最后,我们将TopInCat与NotTopInCat结合起来,对NotTopInCat.SeqInStudent应用适当的偏移和限制 - 我们需要将3添加到原始值,并取前7(即10 - 3):

-- within the preceding WITH
, Combined ( Question, Student, Category, Score, CombinedSeq ) AS
(
    SELECT
        Question, Student, Category, Score, SeqInStudent AS CombinedSeq
    FROM
        TopInCat
    UNION
    SELECT
        Question, Student, Category, Score, SeqInStudent + 3 AS CombinedSeq
    FROM
        NotTopInCat
    WHERE
        SeqInStudent <= 10 - 3
)

To get our final results:

要获得我们的最终结果:

SELECT * FROM Combined ORDER BY Student, CombinedSeq
;

You can see the results on sqlfiddle.

你可以在sqlfiddle上看到结果。


Note that here I have assumed that every student will always have answers from at least three categories. Also, the final output doesn't have a TopInCat column, but hopefully you will see how to regain that if you want it.

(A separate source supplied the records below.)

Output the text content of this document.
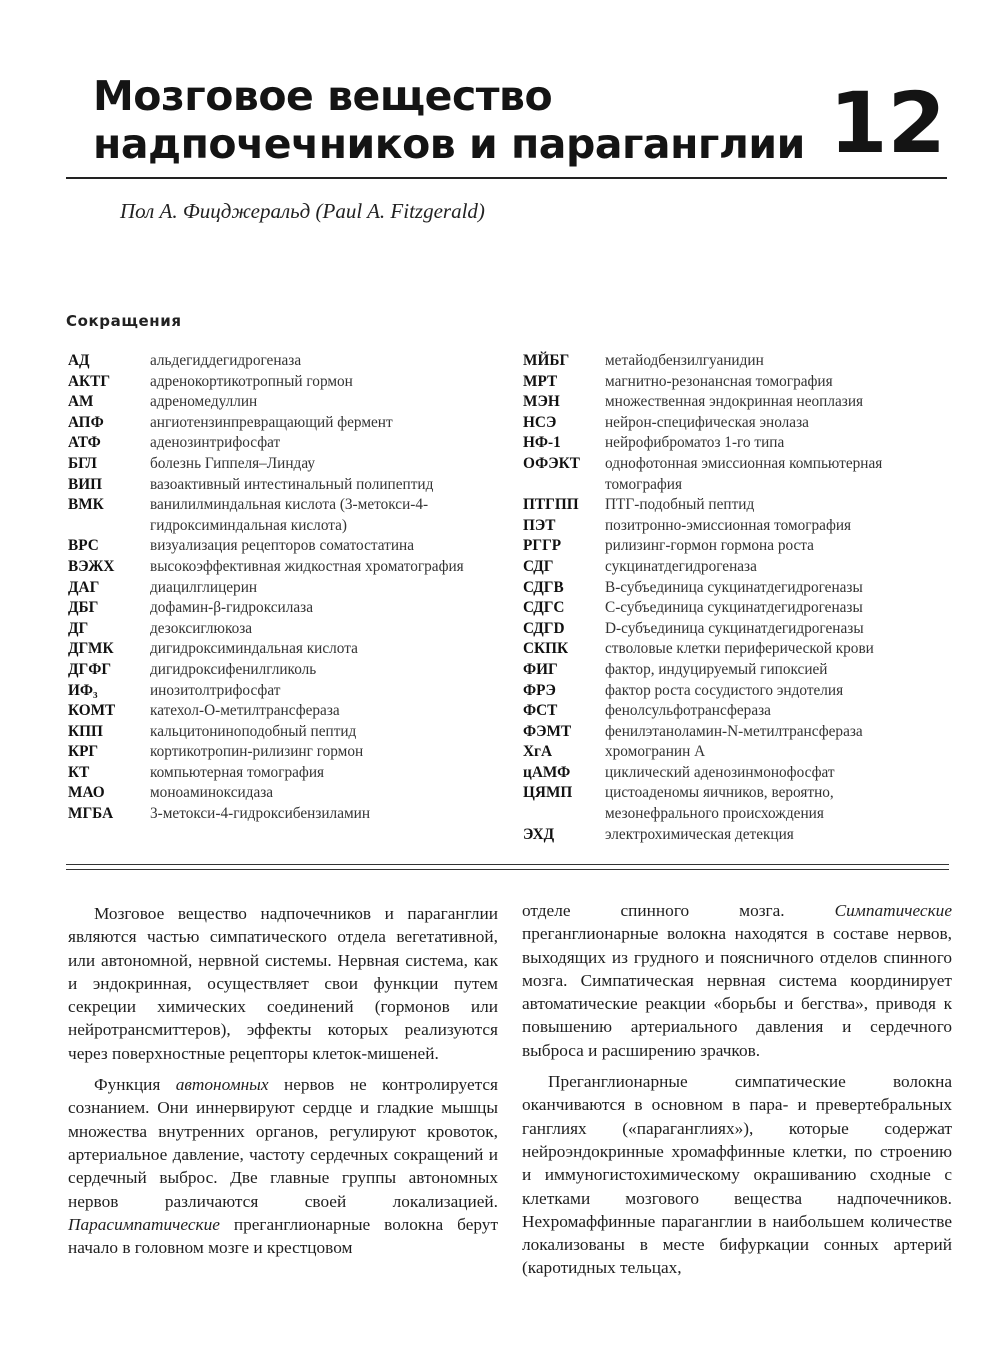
Мозговое вещество
надпочечников и параганглии 12
Пол А. Фицджеральд (Paul A. Fitzgerald)
Сокращения
АД	альдегиддегидрогеназа
АКТГ	адренокортикотропный гормон
АМ	адреномедуллин
АПФ	ангиотензинпревращающий фермент
АТФ	аденозинтрифосфат
БГЛ	болезнь Гиппеля–Линдау
ВИП	вазоактивный интестинальный полипептид
ВМК	ванилилминдальная кислота (3-метокси-4-гидроксиминдальная кислота)
ВРС	визуализация рецепторов соматостатина
ВЭЖХ	высокоэффективная жидкостная хроматография
ДАГ	диацилглицерин
ДБГ	дофамин-β-гидроксилаза
ДГ	дезоксиглюкоза
ДГМК	дигидроксиминдальная кислота
ДГФГ	дигидроксифенилгликоль
ИФ₃	инозитолтрифосфат
КОМТ	катехол-О-метилтрансфераза
КПП	кальцитониноподобный пептид
КРГ	кортикотропин-рилизинг гормон
КТ	компьютерная томография
МАО	моноаминоксидаза
МГБА	3-метокси-4-гидроксибензиламин
МЙБГ	метайодбензилгуанидин
МРТ	магнитно-резонансная томография
МЭН	множественная эндокринная неоплазия
НСЭ	нейрон-специфическая энолаза
НФ-1	нейрофиброматоз 1-го типа
ОФЭКТ	однофотонная эмиссионная компьютерная томография
ПТГПП	ПТГ-подобный пептид
ПЭТ	позитронно-эмиссионная томография
РГГР	рилизинг-гормон гормона роста
СДГ	сукцинатдегидрогеназа
СДГВ	В-субъединица сукцинатдегидрогеназы
СДГС	С-субъединица сукцинатдегидрогеназы
СДГD	D-субъединица сукцинатдегидрогеназы
СКПК	стволовые клетки периферической крови
ФИГ	фактор, индуцируемый гипоксией
ФРЭ	фактор роста сосудистого эндотелия
ФСТ	фенолсульфотрансфераза
ФЭМТ	фенилэтаноламин-N-метилтрансфераза
ХгА	хромогранин А
цАМФ	циклический аденозинмонофосфат
ЦЯМП	цистоаденомы яичников, вероятно, мезонефрального происхождения
ЭХД	электрохимическая детекция

Мозговое вещество надпочечников и параганглии являются частью симпатического отдела вегетативной, или автономной, нервной системы. Нервная система, как и эндокринная, осуществляет свои функции путем секреции химических соединений (гормонов или нейротрансмиттеров), эффекты которых реализуются через поверхностные рецепторы клеток-мишеней.

Функция автономных нервов не контролируется сознанием. Они иннервируют сердце и гладкие мышцы множества внутренних органов, регулируют кровоток, артериальное давление, частоту сердечных сокращений и сердечный выброс. Две главные группы автономных нервов различаются своей локализацией. Парасимпатические преганглионарные волокна берут начало в головном мозге и крестцовом

отделе спинного мозга. Симпатические преганглионарные волокна находятся в составе нервов, выходящих из грудного и поясничного отделов спинного мозга. Симпатическая нервная система координирует автоматические реакции «борьбы и бегства», приводя к повышению артериального давления и сердечного выброса и расширению зрачков.

Преганглионарные симпатические волокна оканчиваются в основном в пара- и превертебральных ганглиях («параганглиях»), которые содержат нейроэндокринные хромаффинные клетки, по строению и иммуногистохимическому окрашиванию сходные с клетками мозгового вещества надпочечников. Нехромаффинные параганглии в наибольшем количестве локализованы в месте бифуркации сонных артерий (каротидных тельцах,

请注意,在这里我假设每个学生总是会得到至少三个类别的答案。此外,最终输出没有TopInCat列,但希望你会看到如果你想要它如何重新获得它。

Also, "(both # of questions and # of categories will be variable eventually)" should be relatively straightforward to deal with here. But watch out for my assumption that (in this case) 3 categories will definitely be present in the answers of each student.

此外,“(问题的#和类别的#最终将是变量的)”应该在这里处理相对简单。但请注意我的假设(在这种情况下)3个类别肯定会出现在每个学生的答案中。